Somnus offers easy keyword detection for everyone. It allows you to listen for and detect a specific keyword in a continuous stream of audio data. It uses keyword detection models developed by Google and Baidu to detect instances of the keyword and by using these small-footprint models Somnus keeps memory usage and latency to a minimum.

Getting started

Prerequisites

Linux

sudo apt-get install portaudio19-dev python-pyaudio python3-pyaudio

Windows 10

You need to install Microsoft C++ Build Tools before you can install Somnus.

Installation

Use the package manager pip to install the Somnus package and the CLI

pip install somnus

Quickstart

Somnus makes it simple to go from raw audio recordings to a working keyword detection model. To get started create a few recordings of yourself saying the keyword and download the datasets in the Recommended datasets section. Move the files to the raw audio directory you specify by running somnus configure.

Now that you have your raw audio files set up, you can use our default configurations to create a highly effective keyword detection model.

  1. Run somnus augment_audio to augment the audio files with background noise and create your audio dataset
  2. Run somnus preprocess to normalize the data stored in the augmented audio files and create a dataset that's been prepared for our keyword detection models
  3. Run somnus train --epochs 10 to train a keyword detection model using the dataset you just created.
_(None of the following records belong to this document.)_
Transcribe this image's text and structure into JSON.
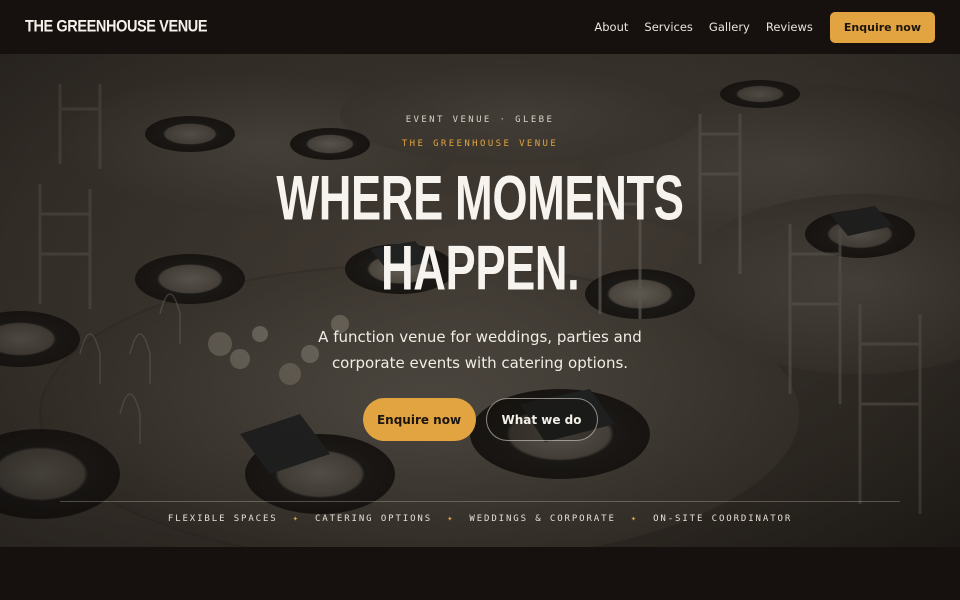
{
  "header": {
    "logo": "THE GREENHOUSE VENUE",
    "nav": [
      "About",
      "Services",
      "Gallery",
      "Reviews"
    ],
    "cta": "Enquire now"
  },
  "hero": {
    "eyebrow": "EVENT VENUE · GLEBE",
    "eyebrow_accent": "THE GREENHOUSE VENUE",
    "headline_line1": "WHERE MOMENTS",
    "headline_line2": "HAPPEN.",
    "subtitle": "A function venue for weddings, parties and corporate events with catering options.",
    "primary_button": "Enquire now",
    "secondary_button": "What we do",
    "background_image": "banquet-tables-photo"
  },
  "features": [
    "FLEXIBLE SPACES",
    "CATERING OPTIONS",
    "WEDDINGS & CORPORATE",
    "ON-SITE COORDINATOR"
  ],
  "feature_separator": "✦",
  "colors": {
    "accent": "#e2a440",
    "background": "#16110e",
    "text": "#f3efe9"
  }
}
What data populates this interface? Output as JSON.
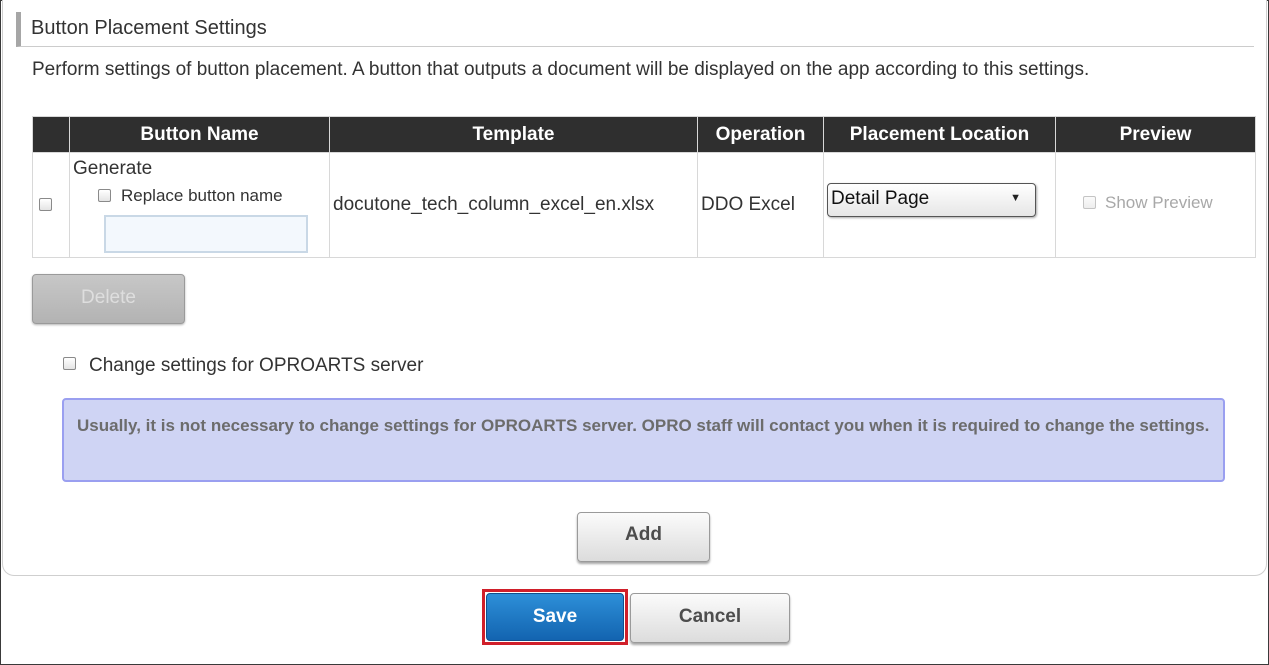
{
  "section": {
    "title": "Button Placement Settings",
    "description": "Perform settings of button placement. A button that outputs a document will be displayed on the app according to this settings."
  },
  "table": {
    "headers": {
      "select": "",
      "button_name": "Button Name",
      "template": "Template",
      "operation": "Operation",
      "placement_location": "Placement Location",
      "preview": "Preview"
    },
    "rows": [
      {
        "selected": false,
        "button_name": "Generate",
        "replace_label": "Replace button name",
        "replace_checked": false,
        "replace_value": "",
        "template": "docutone_tech_column_excel_en.xlsx",
        "operation": "DDO Excel",
        "placement_location": "Detail Page",
        "show_preview_label": "Show Preview",
        "show_preview_checked": false
      }
    ]
  },
  "buttons": {
    "delete": "Delete",
    "add": "Add",
    "save": "Save",
    "cancel": "Cancel"
  },
  "oproarts": {
    "checkbox_label": "Change settings for OPROARTS server",
    "checked": false,
    "notice": "Usually, it is not necessary to change settings for OPROARTS server. OPRO staff will contact you when it is required to change the settings."
  },
  "colors": {
    "header_bg": "#2f2f2f",
    "notice_bg": "#cfd4f4",
    "notice_border": "#9a9ff0",
    "save_bg": "#1a73c4",
    "highlight": "#d01f2a"
  }
}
The resulting model will be saved to saved_model.h5 in your current working directory.
  4. Run somnus test to test the accuracy of the model you just trained using a test dataset that was generated by the preprocess command.
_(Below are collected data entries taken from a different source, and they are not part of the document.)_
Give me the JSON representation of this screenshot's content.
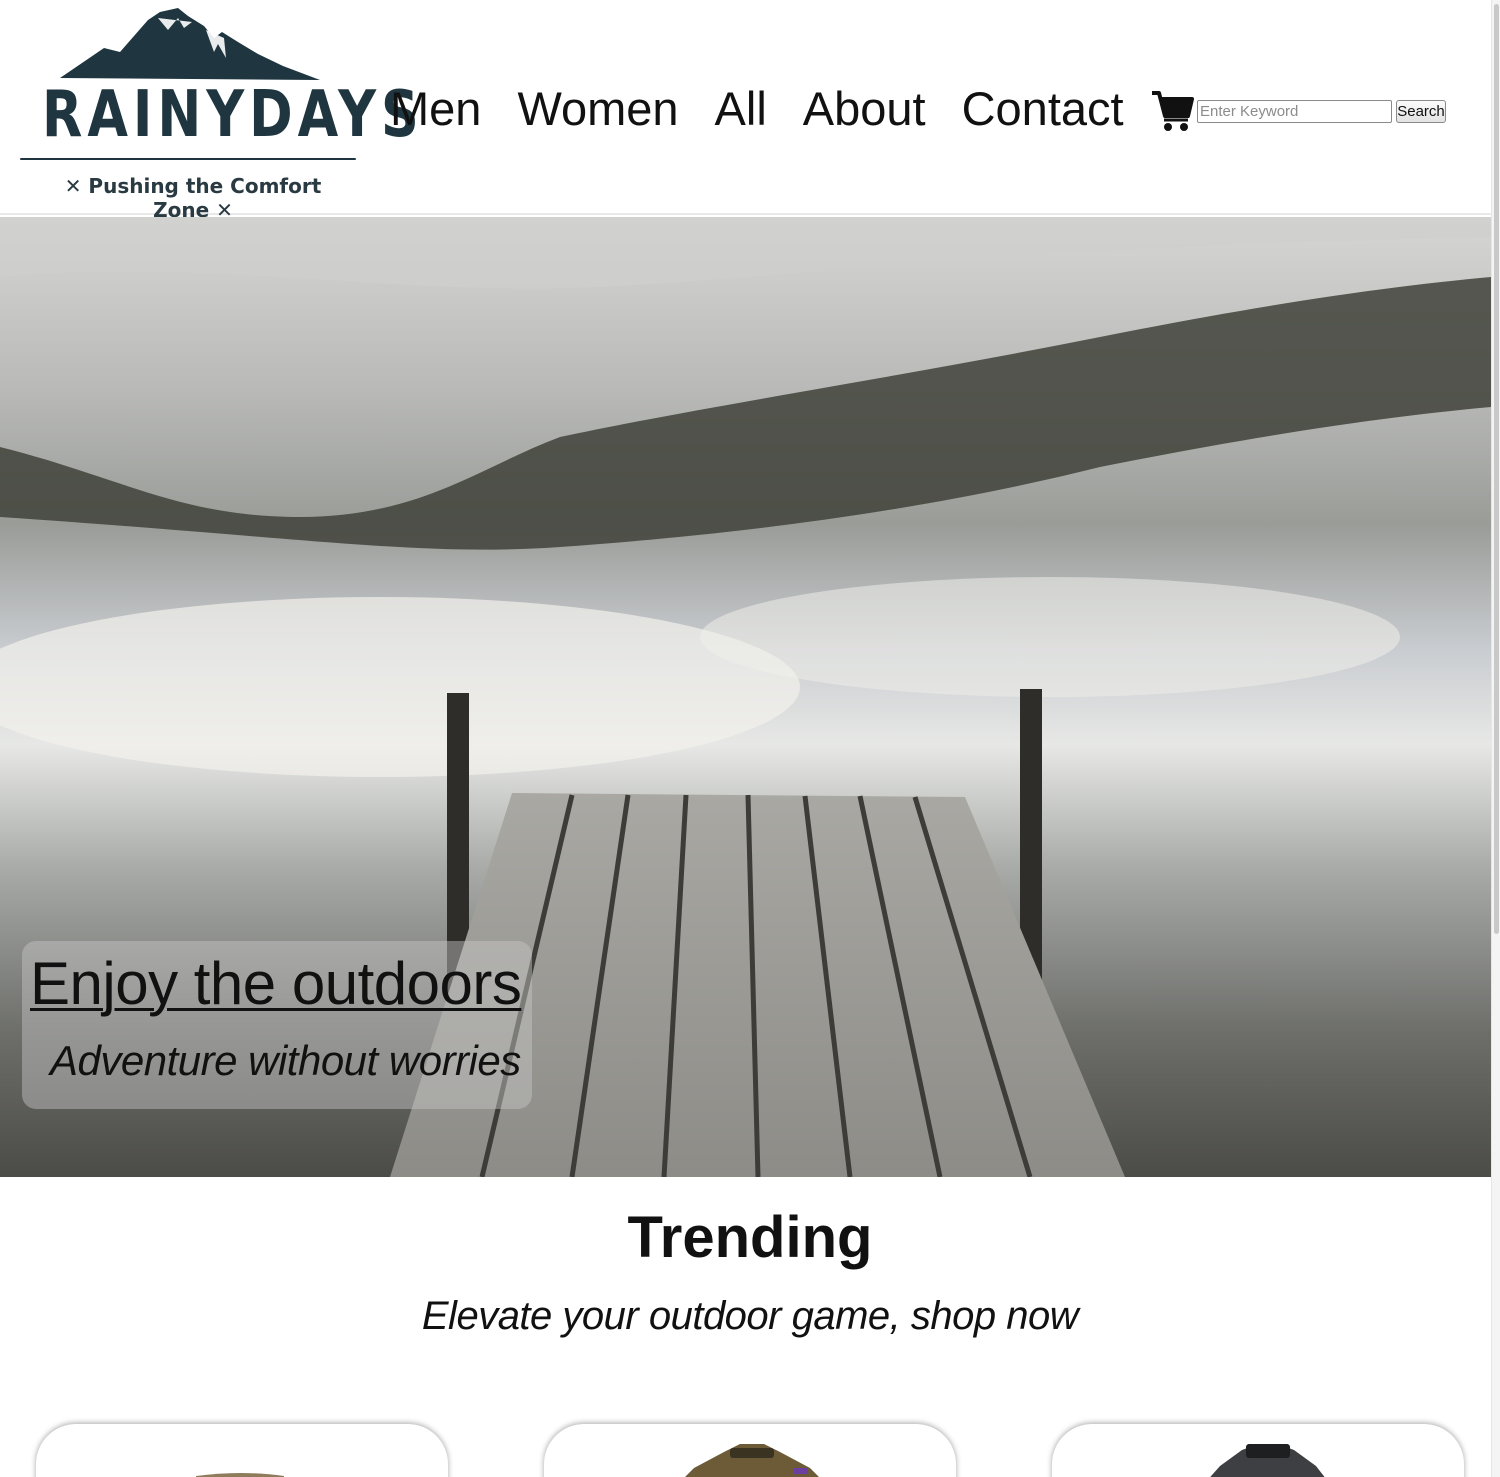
{
  "brand": {
    "name": "RAINYDAYS",
    "tagline": "Pushing the Comfort Zone",
    "color": "#1f3640"
  },
  "nav": {
    "items": [
      {
        "label": "Men"
      },
      {
        "label": "Women"
      },
      {
        "label": "All"
      },
      {
        "label": "About"
      },
      {
        "label": "Contact"
      }
    ],
    "cart_icon": "cart-icon"
  },
  "search": {
    "placeholder": "Enter Keyword",
    "value": "",
    "button_label": "Search"
  },
  "hero": {
    "title": "Enjoy the outdoors",
    "subtitle": "Adventure without worries"
  },
  "trending": {
    "title": "Trending",
    "subtitle": "Elevate your outdoor game, shop now",
    "cards": [
      {
        "name": "product-card-1"
      },
      {
        "name": "product-card-2"
      },
      {
        "name": "product-card-3"
      }
    ]
  }
}
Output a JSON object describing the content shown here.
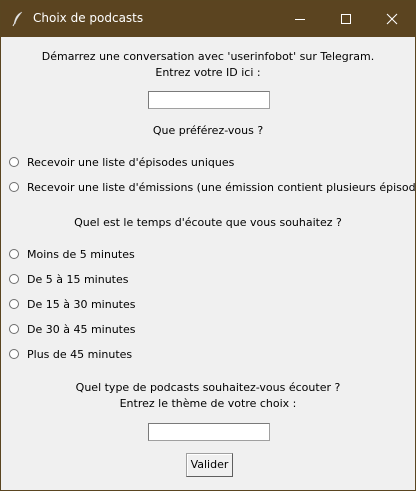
{
  "window": {
    "title": "Choix de podcasts",
    "colors": {
      "titlebar": "#5b4420",
      "background": "#f0f0f0"
    }
  },
  "telegram": {
    "line1": "Démarrez une conversation avec 'userinfobot' sur Telegram.",
    "line2": "Entrez votre ID ici :",
    "id_value": ""
  },
  "preference": {
    "question": "Que préférez-vous ?",
    "options": [
      "Recevoir une liste d'épisodes uniques",
      "Recevoir une liste d'émissions (une émission contient plusieurs épisodes)"
    ]
  },
  "duration": {
    "question": "Quel est le temps d'écoute que vous souhaitez ?",
    "options": [
      "Moins de 5 minutes",
      "De 5 à 15 minutes",
      "De 15 à 30 minutes",
      "De 30 à 45 minutes",
      "Plus de 45 minutes"
    ]
  },
  "theme": {
    "line1": "Quel type de podcasts souhaitez-vous écouter ?",
    "line2": "Entrez le thème de votre choix :",
    "value": ""
  },
  "submit_label": "Valider"
}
Now that you have a trained model you can use the Somnus client to detect a keyword using your microphone. First run somnus list_microphones to find the device index of your microphone. Then run the following test script using your microphone's device index and verify that the keyword detection is working.

from somnus.somnus import Somnus

s = Somnus(model='./saved_model.h5', device_index=1)
activated = s.listen()

if activated:
	print('You did it!')
else:
	print('Something went wrong!')

Usage

Somnus

Somnus can be used to listen for an instance of a selected keyword in a continuous stream of audio data from a single channel from a microphone. To find the device index of your microphone run somnus list_microphones.
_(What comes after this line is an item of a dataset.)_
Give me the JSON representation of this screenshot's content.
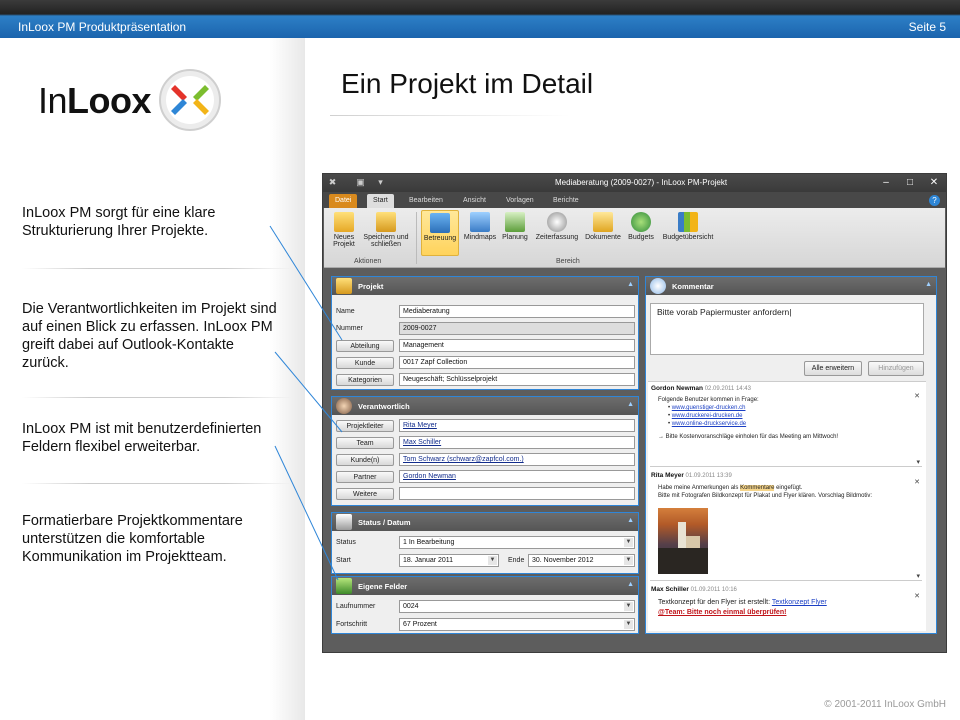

Somnus can handle all the audio interfacing for you so that you only need to initialize Somnus and and call the listen() and it will start listening to your microphone until it detects the keyword. Somnus also offers a nonblocking method (detect_keyword()) that allows the user to process the audio themselves and only use Somnus to detect a keyword in an audio time series passed to detect_keyword() as an argument.

Parameters

  • model (default: ''): The relative or absolute path to a Keras model file for the keyword model.
  • device_index (default: 0): The device index of the microphone that Somnus should listen to.
  • threshold (default: 0.5): A threshold for how confident Somnus has to be for it to detect the keyword
  • audio_config: A dictionary containing the configuration specific to the audio time series. It contains the following:
    • data_shape (default: (101, 40, 1)): The input shape for the keyword model
    • sample_duration (default: 1): How long the input of the keyword model should be in seconds
    • n_filters (default: 40): The number of filters in each frame
    • win_length (default: 400): The length of each window in frames
    • win_hop (default: 160): the number of frames between the starting frame of each consecutive window.

CLI

The Somnus CLI Documentation

Models

Currently Somnus offers the choice between the following models:

Name Original paper Description Total parameters Size
cnn-one-stride Convolutional Neural Networks for Small-footprint Keyword Spotting A frequency strided convolutional model with a stride of 4 and no pooling 381k 1.5MB
cnn-trad-pool Convolutional Neural Networks for Small-footprint Keyword Spotting A keyword detection model with two convolutional layers followed by max pooling 649k 2.5MB
crnn-time-stride Convolutional Recurrent Neural Networks for Small-Footprint Keyword Spotting A convolutional recurrent network with time striding 88k 380KB

Recommended datasets

Before you start we highly recommend downloading pre-made datasets for both the negative examples and background noise. For negative examples we recommend the Librispeech dataset. You can pick any of the dev, test, or train datasets. To start with we recommend using the train-clean-100.tar.gz dataset and moving on to the larger datasets if needed. For background noise we recommend the DEMAND dataset that you can download from Kaggle here.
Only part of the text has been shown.